Pays-Bas : grève historique des hôpitaux

Alors que le Fonds blouses blanches est en passe d'être voté en Belgique et que la France a connu des mouvements sociaux massifs et récurrents cette année dans les hôpitaux, les Pays-Bas affrontaient mercredi un mouvement de grève sans précédent touchant une cinquantaine d'hôpitaux et près de 120 sites hospitaliers. Dans ces trois pays, les revendications sont les mêmes : salaires trop bas, horaires intenables et manque de reconnaissance. Une révolution en marche ?
La Chambre a approuvé par amendement à la loi sur les douzièmes provisoires, la création d'un Fonds destiné à améliorer le sort du personnel infirmier. Cet amendement doit toutefois être mis en oeuvre par une proposition de loi pour assurer la répartition des 67 millions prévus pour cette année et des 402 millions sur base annuelle. Huit millions sont prévus pour les indépendants et 59 millions pour les salariés par le biais du Fonds Maribel social. Une manière préventive peut-être d'éviter ce que la France a connu : un mouvement social qui a débuté en mars, s'est poursuivi en été et qui touchait encore 268 établissements début de semaine dernière.
Aux Pays-Bas aussi, une grève sans précédent a touché le pays ce mercredi. Le personnel de 54 hôpitaux, 32 cliniques externes et quatre centres de réadaptation y ont participé. Au total, 119 sites étaient concernés. Ces hôpitaux ont fonctionné à la moitié de leur capacité et, en principe, seuls les soins d'urgence étaient véritablement délivrés. Tous les rendez-vous dans les cliniques externes ont été supprimés ; les opérations non urgentes ont été annulées.

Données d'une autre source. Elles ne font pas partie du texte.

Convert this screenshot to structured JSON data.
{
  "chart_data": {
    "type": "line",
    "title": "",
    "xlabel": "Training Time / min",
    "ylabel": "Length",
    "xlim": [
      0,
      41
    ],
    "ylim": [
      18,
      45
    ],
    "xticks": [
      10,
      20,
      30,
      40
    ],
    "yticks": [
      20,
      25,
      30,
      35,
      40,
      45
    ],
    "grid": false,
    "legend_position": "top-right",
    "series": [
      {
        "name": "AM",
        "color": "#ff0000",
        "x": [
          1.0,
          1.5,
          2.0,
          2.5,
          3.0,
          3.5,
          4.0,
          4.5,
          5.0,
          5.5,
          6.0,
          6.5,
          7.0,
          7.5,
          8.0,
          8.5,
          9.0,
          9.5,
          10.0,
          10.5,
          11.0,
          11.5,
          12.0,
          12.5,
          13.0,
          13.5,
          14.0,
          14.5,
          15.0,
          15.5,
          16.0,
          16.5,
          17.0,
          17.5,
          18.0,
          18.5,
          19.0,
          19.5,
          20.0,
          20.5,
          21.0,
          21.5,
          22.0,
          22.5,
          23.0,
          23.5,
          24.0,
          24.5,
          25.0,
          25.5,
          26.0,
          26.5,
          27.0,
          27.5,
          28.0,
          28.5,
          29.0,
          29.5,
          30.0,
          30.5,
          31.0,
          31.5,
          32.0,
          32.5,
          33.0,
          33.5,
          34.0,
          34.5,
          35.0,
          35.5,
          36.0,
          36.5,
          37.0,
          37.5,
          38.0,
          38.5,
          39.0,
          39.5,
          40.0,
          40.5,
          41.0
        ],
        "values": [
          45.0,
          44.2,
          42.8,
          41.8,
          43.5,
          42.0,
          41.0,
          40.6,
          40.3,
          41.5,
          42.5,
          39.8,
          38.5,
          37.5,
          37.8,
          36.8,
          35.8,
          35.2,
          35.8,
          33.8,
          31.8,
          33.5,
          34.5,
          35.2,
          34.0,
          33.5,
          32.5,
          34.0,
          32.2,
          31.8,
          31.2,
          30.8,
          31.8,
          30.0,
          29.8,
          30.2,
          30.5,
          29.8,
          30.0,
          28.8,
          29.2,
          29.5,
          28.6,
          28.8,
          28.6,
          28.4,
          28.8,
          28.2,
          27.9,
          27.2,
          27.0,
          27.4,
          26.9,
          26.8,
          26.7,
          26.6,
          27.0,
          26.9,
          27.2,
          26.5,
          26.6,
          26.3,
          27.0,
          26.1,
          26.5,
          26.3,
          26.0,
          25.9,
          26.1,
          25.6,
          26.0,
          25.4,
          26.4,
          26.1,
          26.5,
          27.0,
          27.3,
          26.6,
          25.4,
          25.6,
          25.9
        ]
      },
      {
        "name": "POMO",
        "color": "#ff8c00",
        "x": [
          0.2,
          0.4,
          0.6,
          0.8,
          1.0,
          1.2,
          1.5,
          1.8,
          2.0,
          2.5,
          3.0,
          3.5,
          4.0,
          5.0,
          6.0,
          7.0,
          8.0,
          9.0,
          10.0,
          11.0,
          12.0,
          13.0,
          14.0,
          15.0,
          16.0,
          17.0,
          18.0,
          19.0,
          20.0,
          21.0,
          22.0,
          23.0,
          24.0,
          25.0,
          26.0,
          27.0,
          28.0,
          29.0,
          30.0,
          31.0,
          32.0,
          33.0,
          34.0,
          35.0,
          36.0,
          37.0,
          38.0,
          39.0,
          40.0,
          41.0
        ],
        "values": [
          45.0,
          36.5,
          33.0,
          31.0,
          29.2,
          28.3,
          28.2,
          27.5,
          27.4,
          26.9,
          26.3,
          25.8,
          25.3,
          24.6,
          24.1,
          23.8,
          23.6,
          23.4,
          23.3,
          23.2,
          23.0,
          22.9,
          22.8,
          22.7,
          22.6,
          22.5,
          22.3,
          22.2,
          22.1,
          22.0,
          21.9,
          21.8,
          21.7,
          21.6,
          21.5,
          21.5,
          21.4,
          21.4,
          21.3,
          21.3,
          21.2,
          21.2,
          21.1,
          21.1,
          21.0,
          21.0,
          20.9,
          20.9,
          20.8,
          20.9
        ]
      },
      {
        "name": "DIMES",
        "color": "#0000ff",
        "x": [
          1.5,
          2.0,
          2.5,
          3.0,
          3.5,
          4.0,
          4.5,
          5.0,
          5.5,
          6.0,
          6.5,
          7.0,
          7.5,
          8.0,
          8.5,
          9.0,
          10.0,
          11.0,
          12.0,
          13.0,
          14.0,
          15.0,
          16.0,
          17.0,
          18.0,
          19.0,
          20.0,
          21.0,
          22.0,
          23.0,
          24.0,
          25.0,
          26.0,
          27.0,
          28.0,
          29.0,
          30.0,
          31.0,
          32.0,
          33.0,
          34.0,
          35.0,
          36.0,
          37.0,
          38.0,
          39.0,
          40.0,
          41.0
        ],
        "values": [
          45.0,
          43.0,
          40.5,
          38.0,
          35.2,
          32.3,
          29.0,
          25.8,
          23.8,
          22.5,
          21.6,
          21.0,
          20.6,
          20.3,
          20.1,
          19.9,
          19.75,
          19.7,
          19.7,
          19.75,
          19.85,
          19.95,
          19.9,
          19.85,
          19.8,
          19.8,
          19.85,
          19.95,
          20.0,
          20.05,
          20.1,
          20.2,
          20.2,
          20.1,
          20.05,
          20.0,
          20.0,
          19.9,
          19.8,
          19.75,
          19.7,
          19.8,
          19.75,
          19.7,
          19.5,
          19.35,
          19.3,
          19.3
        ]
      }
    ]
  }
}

Selon les syndicats néerlandais, 200.000 employés des hôpitaux et des centres de réadaptation sont sous-payés et travaillent dans de mauvaises conditions. Ils exigent 5 % de salaire supplémentaire. La convention collective précédente a expiré le 1er avril, mais les discussions sur une nouvelle convention collective sont dans l'impasse. Les syndicats et les hôpitaux ne sont plus parlé depuis juin. Selon plusieurs sondages, les du personnel envisagent de quitter le secteur. Ce qui aggraverait encore les pénuries de personnel, notamment aux urgences. Où les pathologies qui se présentent sont de plus en plus graves. Les services d'urgence sont constamment occupés à faire de la place pour le patient suivant. L'esanté et les soins à domicile n'ont pas tenu leur promesse de désengorgement pour le moment, c'est même l'inverse qui s'est produit.